Enquanto tudo vai bem, o corpo em forma, os exames impecáveis e a pele brilhando de saúde, o sujeito se sente quase um semideus. Ri dos céus, questiona o invisível, e garante com firmeza: “Sou ateu, convicto!”. Afinal, é fácil filosofar quando não há dor, nem febre, nem resultado de biópsia esperando no consultório.

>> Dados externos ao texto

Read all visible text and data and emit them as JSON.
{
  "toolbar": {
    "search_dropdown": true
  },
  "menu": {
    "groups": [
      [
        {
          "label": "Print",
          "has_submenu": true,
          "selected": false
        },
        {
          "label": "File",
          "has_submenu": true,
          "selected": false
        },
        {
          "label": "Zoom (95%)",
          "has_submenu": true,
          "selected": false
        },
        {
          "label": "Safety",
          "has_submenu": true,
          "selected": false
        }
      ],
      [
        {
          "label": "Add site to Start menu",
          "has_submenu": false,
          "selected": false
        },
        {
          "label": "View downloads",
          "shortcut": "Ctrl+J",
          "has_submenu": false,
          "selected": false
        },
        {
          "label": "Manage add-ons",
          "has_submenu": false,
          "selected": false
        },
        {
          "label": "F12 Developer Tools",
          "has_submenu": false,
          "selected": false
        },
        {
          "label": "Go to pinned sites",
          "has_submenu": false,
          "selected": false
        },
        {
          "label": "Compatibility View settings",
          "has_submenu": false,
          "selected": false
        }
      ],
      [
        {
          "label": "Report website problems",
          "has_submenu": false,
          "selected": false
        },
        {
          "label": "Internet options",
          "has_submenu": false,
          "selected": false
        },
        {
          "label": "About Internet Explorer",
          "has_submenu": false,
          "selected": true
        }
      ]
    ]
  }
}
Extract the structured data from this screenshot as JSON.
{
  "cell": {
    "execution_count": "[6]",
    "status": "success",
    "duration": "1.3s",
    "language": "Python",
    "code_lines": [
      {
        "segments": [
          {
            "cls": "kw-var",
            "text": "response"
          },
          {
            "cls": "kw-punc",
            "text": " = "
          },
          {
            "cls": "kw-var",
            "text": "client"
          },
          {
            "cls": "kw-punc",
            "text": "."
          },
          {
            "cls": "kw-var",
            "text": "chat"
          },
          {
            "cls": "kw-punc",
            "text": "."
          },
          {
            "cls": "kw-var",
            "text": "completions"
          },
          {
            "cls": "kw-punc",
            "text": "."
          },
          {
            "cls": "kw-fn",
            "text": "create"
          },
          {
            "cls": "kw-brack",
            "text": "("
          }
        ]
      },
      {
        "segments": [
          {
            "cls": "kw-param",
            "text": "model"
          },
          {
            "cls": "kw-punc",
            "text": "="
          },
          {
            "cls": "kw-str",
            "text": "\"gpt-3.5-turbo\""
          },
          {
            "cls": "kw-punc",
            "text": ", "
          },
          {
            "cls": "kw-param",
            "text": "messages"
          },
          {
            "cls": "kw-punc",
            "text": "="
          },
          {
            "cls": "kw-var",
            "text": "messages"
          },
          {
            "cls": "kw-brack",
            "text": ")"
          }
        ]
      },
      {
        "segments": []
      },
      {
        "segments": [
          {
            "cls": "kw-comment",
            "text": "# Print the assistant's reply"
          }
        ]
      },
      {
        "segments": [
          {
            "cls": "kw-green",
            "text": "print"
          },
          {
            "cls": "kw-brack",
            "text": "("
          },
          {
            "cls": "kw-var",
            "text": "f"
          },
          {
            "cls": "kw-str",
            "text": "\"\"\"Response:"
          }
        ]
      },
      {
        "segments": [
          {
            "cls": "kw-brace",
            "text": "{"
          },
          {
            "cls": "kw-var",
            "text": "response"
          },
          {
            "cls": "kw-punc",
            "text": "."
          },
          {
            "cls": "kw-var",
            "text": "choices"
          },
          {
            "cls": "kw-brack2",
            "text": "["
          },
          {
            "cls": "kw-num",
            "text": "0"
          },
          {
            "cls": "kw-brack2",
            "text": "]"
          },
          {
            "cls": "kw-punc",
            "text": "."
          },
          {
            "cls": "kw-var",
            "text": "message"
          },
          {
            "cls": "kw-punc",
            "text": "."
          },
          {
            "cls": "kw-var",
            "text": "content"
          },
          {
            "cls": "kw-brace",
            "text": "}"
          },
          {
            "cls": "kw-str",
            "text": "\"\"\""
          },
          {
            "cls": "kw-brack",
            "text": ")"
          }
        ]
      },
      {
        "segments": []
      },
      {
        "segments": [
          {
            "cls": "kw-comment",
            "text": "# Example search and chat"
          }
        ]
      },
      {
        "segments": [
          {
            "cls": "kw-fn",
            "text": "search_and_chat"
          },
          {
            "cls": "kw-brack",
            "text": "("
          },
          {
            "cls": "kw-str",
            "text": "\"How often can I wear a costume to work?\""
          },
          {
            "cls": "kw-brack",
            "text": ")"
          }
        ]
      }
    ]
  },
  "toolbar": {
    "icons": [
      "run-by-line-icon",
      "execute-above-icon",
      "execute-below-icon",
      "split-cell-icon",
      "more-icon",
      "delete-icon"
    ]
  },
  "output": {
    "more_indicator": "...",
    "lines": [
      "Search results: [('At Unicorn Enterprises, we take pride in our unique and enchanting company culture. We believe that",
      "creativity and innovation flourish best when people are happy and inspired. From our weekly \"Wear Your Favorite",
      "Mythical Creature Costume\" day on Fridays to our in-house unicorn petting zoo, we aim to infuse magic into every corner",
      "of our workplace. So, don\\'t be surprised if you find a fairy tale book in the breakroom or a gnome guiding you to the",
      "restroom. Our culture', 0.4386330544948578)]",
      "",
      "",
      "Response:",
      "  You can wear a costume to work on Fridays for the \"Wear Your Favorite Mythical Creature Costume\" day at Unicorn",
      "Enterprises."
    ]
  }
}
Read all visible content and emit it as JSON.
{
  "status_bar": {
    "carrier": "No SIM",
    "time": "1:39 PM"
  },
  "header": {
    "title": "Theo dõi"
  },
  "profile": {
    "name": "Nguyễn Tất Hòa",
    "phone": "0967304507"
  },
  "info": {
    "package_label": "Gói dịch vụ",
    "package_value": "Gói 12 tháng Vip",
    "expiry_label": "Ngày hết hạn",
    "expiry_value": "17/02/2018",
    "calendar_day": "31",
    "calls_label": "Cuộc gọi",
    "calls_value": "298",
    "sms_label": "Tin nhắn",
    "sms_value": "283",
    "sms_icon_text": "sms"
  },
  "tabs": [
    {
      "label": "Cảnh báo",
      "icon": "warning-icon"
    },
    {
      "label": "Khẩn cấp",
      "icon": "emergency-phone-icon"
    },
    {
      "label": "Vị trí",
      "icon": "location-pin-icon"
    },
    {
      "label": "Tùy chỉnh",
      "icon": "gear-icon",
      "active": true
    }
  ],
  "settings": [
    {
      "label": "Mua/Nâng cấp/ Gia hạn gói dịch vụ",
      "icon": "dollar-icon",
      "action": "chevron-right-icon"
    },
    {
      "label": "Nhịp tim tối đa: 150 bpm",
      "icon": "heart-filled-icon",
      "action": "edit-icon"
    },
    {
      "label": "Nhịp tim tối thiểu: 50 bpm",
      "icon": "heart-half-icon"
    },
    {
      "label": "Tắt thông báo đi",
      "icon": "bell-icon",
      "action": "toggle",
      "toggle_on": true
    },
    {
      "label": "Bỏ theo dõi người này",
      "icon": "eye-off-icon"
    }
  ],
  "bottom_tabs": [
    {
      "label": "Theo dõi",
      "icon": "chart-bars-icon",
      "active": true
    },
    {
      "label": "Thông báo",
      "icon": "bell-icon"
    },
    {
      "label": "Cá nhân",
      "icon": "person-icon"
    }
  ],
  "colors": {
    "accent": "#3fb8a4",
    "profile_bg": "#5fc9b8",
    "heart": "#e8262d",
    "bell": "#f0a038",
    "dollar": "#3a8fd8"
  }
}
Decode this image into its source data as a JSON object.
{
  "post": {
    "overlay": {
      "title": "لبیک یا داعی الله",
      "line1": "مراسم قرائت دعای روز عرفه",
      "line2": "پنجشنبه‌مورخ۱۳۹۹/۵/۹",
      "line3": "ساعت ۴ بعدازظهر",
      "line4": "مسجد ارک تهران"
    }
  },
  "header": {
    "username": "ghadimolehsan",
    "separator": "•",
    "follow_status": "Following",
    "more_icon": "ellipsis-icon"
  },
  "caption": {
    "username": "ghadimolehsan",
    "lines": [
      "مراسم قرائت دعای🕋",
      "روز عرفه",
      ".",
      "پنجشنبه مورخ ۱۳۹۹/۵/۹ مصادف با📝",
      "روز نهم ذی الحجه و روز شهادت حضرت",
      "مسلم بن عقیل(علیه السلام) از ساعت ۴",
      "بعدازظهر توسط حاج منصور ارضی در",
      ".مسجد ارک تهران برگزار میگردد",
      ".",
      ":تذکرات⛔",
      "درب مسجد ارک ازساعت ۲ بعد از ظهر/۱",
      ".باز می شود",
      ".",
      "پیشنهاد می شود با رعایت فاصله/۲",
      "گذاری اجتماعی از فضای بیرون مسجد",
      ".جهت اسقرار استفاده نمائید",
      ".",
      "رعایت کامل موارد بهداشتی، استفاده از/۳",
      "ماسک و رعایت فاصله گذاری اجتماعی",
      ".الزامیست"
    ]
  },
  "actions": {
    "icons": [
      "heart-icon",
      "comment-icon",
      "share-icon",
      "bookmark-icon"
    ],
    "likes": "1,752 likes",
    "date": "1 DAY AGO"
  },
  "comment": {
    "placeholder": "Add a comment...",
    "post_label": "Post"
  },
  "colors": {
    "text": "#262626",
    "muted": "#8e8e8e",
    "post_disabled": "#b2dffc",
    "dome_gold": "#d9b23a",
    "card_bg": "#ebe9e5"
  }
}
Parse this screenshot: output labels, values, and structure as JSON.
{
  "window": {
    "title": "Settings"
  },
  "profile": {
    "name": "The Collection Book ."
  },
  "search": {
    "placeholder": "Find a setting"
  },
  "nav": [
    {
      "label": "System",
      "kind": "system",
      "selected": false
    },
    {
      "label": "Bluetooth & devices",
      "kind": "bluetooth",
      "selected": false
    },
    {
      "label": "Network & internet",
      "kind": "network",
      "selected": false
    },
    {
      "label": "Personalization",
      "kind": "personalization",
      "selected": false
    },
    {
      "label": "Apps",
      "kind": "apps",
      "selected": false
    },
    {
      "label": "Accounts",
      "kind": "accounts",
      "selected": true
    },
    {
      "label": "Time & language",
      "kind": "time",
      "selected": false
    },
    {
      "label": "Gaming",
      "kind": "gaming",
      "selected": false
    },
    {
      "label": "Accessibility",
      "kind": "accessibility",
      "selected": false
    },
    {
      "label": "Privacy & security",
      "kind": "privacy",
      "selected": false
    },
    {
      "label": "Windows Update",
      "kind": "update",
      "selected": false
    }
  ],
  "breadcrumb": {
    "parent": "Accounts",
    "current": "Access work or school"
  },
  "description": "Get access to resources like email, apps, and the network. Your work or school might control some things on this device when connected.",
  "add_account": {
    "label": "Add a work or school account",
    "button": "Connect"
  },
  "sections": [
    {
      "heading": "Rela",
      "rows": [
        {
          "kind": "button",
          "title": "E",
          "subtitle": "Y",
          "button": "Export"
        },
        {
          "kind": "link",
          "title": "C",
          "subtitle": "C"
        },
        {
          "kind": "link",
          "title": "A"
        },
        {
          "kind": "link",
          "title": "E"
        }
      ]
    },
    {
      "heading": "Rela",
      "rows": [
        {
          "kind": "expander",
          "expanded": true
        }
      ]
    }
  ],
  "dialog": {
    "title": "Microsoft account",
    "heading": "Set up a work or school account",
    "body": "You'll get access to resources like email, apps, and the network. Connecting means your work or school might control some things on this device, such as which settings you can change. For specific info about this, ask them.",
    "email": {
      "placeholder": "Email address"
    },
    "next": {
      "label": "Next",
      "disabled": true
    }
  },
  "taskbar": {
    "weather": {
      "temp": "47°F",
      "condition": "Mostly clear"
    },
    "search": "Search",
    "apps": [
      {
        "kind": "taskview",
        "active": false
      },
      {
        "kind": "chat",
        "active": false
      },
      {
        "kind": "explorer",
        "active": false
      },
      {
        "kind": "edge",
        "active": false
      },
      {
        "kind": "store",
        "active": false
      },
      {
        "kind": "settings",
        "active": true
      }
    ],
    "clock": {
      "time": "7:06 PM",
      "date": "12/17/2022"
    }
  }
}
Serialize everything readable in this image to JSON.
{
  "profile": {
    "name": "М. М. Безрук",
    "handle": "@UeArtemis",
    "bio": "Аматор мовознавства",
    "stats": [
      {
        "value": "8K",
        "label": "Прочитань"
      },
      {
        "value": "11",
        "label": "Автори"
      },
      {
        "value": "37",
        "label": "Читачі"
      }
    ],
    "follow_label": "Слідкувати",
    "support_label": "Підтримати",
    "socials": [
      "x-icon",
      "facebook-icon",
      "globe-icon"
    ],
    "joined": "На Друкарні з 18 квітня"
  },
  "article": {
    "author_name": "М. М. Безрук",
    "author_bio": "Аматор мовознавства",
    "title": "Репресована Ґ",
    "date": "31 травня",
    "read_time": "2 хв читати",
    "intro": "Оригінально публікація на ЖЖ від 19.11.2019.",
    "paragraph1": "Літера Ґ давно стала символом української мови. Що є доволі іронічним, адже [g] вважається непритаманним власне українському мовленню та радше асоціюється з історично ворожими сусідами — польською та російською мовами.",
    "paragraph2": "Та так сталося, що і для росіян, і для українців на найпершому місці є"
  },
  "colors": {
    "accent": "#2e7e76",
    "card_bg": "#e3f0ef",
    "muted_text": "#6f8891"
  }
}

Mas basta um mal-estar mais insistente, uma pontada suspeita ou uma noite mal dormida com calafrios e suores frios, que o discurso muda ligeiramente. A racionalidade é substituída por uma nervosa olhada no a vasculhar os sintomas. E, antes que percebamos, lá estamos nós, numa conversa interna com quem alguns de nós diziam que não existia:
– Olha, se eu melhorar dessa, prometo rever mundos e fundos.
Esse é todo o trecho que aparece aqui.